There have been few examples of movements that could be classified as countercultures in the 1990s and 2000s. One is the anticorporate globalization movement that organizes protests (e.g. Seattle, 1999; Genoa, 2001) against transnational corporations and trade liberalization institutions such as the World Trade Organization, the World Bank, the International Monetary Fund, and the G8. By some estimates well over one million people attended anticorporate globalization protests between the 1999 protest in Seattle and the Genoa action in 2001, excluding the millions participating in the anti-IMF general strike in Argentina in May of 2000 (George et al., 2001). But as is characteristic of postmodern subcultures, these groups are very fluid, difficult to define, and lacking in an identifiable organizational structure.

Countercultural markers such as tattoos, body piercing, drug use, and unconventional clothing have become so much a part of mainstream, commodified youth culture that they have lost much of their subversive value.

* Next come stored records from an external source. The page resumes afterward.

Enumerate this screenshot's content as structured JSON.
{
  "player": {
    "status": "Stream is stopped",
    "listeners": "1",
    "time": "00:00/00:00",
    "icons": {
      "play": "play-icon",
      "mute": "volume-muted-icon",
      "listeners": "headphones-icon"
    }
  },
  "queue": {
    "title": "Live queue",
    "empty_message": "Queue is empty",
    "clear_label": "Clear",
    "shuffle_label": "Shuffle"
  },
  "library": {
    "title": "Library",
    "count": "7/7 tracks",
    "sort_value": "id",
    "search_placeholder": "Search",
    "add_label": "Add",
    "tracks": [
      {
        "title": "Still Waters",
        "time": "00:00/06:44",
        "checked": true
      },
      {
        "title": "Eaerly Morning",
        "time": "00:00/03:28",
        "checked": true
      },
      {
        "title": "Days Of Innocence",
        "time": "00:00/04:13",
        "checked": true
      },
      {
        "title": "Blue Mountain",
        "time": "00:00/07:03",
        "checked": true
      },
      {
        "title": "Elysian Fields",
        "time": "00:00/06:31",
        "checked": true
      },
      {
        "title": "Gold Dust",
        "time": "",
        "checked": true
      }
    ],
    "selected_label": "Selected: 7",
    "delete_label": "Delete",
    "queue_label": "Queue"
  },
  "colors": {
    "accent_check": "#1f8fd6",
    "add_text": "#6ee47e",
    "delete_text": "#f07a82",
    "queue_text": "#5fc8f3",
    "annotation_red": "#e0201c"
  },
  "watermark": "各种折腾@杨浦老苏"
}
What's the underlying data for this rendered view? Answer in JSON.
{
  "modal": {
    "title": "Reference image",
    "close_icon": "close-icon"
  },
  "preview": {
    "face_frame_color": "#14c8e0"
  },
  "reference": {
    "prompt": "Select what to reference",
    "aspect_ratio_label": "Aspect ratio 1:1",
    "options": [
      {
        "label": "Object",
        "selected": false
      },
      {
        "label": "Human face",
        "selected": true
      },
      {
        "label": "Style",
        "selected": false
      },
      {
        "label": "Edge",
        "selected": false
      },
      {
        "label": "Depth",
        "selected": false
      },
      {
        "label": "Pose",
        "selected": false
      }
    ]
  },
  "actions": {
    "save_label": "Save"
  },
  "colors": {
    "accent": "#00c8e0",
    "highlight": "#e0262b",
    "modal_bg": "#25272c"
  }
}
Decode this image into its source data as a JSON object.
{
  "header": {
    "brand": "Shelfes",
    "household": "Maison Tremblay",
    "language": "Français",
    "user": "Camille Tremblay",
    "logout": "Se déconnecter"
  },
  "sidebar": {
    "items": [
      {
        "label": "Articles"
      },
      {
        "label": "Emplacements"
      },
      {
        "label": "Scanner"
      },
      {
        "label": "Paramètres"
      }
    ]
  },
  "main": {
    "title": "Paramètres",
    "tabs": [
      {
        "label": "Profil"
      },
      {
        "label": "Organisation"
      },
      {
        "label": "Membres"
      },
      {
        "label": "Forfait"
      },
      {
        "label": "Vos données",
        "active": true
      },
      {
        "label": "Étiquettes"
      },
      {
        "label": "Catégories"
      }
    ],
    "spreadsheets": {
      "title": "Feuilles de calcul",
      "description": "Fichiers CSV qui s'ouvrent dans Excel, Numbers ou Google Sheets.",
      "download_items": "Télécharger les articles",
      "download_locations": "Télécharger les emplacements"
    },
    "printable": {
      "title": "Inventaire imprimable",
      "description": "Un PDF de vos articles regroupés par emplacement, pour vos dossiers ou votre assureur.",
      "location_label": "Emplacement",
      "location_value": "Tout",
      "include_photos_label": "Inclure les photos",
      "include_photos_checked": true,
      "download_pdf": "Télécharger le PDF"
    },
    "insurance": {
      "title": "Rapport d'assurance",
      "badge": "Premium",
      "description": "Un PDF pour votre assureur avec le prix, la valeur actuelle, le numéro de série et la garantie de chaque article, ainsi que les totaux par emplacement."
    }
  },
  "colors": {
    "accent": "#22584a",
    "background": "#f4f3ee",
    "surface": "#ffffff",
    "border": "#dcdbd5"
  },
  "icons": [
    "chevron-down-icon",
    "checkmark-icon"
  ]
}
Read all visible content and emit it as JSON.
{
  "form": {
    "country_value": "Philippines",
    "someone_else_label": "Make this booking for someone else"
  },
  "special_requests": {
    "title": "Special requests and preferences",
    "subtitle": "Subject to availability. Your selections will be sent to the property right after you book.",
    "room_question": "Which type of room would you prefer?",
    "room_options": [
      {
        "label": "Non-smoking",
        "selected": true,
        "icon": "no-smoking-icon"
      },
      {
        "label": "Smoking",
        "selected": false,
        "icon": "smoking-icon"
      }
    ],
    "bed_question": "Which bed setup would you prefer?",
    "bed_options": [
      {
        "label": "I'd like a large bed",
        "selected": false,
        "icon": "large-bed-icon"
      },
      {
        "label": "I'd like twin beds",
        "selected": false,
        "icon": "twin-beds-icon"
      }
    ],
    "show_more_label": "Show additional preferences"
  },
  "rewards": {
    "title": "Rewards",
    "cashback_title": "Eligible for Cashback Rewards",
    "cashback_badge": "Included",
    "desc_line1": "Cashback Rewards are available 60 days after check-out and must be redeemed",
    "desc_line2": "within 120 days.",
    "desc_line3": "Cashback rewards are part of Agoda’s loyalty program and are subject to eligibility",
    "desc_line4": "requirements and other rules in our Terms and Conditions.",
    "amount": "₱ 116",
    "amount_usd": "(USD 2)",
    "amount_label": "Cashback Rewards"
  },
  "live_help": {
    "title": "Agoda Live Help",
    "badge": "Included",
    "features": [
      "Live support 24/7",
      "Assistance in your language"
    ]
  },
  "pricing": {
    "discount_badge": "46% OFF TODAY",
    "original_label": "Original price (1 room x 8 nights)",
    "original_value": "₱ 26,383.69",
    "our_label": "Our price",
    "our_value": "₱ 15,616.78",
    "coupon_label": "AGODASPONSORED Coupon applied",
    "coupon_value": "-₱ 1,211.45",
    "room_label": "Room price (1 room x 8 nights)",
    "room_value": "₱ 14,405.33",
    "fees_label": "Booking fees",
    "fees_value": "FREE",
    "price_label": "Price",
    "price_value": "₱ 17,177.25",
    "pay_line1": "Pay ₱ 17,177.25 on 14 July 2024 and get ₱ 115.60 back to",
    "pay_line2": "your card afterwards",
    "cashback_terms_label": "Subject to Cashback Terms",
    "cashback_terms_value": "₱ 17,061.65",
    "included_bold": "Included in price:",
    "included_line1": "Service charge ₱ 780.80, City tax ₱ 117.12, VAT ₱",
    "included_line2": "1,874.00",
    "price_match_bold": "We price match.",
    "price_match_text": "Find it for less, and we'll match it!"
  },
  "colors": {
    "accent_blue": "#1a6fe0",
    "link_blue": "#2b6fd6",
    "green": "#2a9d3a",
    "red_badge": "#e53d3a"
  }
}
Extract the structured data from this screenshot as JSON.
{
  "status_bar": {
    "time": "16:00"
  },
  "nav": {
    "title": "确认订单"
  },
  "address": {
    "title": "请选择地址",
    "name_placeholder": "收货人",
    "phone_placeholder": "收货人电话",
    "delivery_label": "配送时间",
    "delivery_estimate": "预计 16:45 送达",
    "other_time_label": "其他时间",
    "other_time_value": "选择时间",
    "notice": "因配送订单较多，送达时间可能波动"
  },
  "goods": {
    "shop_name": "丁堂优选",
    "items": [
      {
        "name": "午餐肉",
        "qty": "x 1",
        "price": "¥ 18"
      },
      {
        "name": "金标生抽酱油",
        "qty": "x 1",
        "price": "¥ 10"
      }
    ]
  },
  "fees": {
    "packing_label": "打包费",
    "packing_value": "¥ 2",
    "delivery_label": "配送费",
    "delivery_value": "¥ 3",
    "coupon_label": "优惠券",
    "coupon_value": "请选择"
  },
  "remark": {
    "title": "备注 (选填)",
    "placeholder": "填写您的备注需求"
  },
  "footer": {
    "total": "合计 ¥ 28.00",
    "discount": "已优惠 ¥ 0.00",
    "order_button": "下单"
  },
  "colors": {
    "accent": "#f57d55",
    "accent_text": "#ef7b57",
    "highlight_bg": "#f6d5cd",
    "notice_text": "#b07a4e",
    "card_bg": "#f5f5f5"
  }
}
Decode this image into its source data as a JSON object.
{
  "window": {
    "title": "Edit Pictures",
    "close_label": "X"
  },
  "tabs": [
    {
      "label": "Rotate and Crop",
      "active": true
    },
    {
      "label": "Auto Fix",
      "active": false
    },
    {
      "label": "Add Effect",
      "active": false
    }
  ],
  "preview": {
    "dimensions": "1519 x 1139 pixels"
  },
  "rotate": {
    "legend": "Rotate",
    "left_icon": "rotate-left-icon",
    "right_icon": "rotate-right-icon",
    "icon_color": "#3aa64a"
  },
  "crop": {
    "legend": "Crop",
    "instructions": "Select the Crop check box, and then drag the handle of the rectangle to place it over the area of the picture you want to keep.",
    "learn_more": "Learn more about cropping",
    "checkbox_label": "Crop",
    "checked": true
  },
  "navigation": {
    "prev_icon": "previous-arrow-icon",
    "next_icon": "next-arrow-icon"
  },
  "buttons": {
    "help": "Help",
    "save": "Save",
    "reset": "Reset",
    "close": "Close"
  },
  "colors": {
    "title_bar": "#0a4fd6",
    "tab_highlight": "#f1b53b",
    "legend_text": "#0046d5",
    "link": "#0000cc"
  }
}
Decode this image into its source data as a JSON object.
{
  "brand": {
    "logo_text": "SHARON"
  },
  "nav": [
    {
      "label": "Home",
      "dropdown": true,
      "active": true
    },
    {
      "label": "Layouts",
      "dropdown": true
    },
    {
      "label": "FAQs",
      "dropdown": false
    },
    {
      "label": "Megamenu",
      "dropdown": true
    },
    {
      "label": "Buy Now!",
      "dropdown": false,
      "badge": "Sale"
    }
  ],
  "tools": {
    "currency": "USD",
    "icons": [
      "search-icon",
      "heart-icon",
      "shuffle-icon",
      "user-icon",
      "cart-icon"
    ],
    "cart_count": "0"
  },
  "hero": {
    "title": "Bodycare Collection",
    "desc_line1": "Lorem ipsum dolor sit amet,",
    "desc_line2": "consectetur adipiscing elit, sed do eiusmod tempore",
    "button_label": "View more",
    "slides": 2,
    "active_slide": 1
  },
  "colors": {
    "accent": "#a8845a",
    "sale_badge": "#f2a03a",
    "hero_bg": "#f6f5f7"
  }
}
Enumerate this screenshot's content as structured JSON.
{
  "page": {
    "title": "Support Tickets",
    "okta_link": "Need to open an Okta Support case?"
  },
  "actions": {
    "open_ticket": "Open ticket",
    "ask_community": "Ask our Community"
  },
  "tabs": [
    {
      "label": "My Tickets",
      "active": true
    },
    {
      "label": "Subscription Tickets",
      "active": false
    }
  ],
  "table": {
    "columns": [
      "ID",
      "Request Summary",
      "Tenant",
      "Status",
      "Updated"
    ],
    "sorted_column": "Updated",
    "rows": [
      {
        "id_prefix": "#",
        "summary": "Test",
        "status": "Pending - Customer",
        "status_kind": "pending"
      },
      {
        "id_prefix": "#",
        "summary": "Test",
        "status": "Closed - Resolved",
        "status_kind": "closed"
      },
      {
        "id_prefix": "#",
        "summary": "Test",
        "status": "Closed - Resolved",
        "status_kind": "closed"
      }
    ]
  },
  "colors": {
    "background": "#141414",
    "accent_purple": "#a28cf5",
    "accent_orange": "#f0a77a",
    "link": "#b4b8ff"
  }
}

The increasingly sophisticated marketing industry is ever more quick to identify, label, and package nonconformist lifestyle trends, quickly rendering them part of the mainstream. One way that a counterculture can express its disaffection with mainstream norms is through the adoption of an antilanguage involving the conscious distortion of conventional language via metathesis (altering the order of sounds or syllables), mixing, borrowing, or by changing the meaning of words. Some examples include ‘verlan,’ a youth language in France involving the reversal of syllables, and the language of urban youngsters (‘wahuni’) in Dar Es Salaam consisting of arcane instances of linguistic mixing, borrowing, and relexification in Swahili, English, and other languages (Blommaert, 2003).